Calvin a longtemps réussi à tenir ensemble, par sa gouaille mordante et l’ampleur ordonnée de ses vues, le camp des rieurs qui se moquent des superstitions et des raisonnements creux des théologiens, et le camp résolu de ceux qui ont retourné leur vie sans crainte de se séparer, parce ce que l’amour de Dieu est plus grand que toutes les observations religieuses dans lesquelles on voudrait l’enfermer. Mais bientôt la panique et la persécution explose, tout bifurque et chacun doit choisir son camp. Calvin choisit l’exil et invente une issue géniale à l’alternative de se révolter ou d’accepter le martyre. Dieu n’est pas enclos dans nos petites cérémonies humaines, il est partout. Les individus sont ainsi déliés pour contracter des alliances nouvelles, des libres alliances, et Calvin prépare ainsi toutes les philosophies du pacte social, de Hobbes à Rousseau, et c’est pourquoi Calvin est plus important pour la pensée politique moderne que Machiavel.
On voit en Calvin le prototype du puritain austère et moraliste. Mais jusqu’au début du 17ème siècle, on lui reproche sa vie dissolue, sa débauche, son amour du vin, et il faut mesurer que c’est à cette propagande que Genève a du répliquer, pour montrer que la Réforme ne conduisait pas à l’immoralité, etc. Pour lui on ne peut recevoir cette grâce qu’en manifestant de la gratitude, et il fonde toute son éthique sur cette gratitude. C’est à la gratitude que l’on mesure l’émancipation, l’autonomie d’une sujet, sa sortie de la minorité : un sujet incapable de gratitude est encore puéril, qui croit ne rien devoir qu’à lui-même. Au contraire le sujet se tient « devant Dieu », d’où l’idéal moral de sincérité, si important pour la formation du sujet moderne : ne pas se mentir à soi-même, aux autres ni à Dieu.

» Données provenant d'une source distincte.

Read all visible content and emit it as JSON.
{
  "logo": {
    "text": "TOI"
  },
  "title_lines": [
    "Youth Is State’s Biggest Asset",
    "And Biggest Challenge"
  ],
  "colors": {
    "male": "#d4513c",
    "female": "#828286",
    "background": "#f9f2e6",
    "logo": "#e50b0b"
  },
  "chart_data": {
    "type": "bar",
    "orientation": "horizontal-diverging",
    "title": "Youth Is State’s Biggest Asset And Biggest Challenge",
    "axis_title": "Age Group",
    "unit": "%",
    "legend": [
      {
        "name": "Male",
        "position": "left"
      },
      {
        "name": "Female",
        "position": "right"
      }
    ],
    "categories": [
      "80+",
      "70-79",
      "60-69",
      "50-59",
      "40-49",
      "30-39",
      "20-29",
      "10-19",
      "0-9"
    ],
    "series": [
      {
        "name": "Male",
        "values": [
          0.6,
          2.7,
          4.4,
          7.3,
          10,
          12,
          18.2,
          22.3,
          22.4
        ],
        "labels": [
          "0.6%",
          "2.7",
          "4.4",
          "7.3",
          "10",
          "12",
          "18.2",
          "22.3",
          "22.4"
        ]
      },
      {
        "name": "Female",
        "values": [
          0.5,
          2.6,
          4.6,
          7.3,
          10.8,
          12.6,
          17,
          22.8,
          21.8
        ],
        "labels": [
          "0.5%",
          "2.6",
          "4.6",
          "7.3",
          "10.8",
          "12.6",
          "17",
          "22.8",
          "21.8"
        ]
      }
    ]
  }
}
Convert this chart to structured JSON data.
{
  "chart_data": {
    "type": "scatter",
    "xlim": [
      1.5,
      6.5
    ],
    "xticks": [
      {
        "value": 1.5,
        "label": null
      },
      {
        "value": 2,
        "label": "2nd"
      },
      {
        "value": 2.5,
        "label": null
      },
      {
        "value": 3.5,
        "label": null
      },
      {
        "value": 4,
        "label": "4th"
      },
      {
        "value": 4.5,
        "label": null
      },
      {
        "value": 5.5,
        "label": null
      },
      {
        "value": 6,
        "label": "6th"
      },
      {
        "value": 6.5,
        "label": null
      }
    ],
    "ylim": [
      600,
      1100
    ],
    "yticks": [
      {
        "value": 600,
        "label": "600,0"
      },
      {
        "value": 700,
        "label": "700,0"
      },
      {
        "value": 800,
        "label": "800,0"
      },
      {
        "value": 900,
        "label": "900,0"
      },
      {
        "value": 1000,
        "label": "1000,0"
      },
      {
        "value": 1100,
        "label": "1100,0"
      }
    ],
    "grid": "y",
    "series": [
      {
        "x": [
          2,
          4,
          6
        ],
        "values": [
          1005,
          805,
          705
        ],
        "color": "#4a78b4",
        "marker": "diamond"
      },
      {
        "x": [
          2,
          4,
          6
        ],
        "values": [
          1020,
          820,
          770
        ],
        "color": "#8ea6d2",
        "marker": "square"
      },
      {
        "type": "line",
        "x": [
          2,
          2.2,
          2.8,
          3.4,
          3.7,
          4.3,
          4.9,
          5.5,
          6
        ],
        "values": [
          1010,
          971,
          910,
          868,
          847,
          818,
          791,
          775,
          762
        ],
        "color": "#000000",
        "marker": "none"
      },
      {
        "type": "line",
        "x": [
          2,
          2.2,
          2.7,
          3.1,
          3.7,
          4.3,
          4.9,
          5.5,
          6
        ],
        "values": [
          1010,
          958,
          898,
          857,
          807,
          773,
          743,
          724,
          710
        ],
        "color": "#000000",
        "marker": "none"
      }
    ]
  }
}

Et la pragmatique de l’idée de prédestination chez Calvin, bien loin de ce qu’on croit, indique cette confiance, mais aussi cette limite libératrice : ni les prêtres, ni les rois, ni même les sujets ne peuvent mettre la main sur cette partie de nous qui n’appartient qu’à Dieu, et une réserve est ainsi placée, un voile d’ignorance qui nous redonne chance, puisque jusqu’à la fin nous ne saurons jamais entièrement qui nous sommes, et qu’à la limite cela n’est pas notre affaire. Oui, la modernité toute entière, aujourd’hui si incomprise, est comme contenue dans cet intense commencement.
O.Abel, Jean Calvin, Paris : Pygmalion, 2009.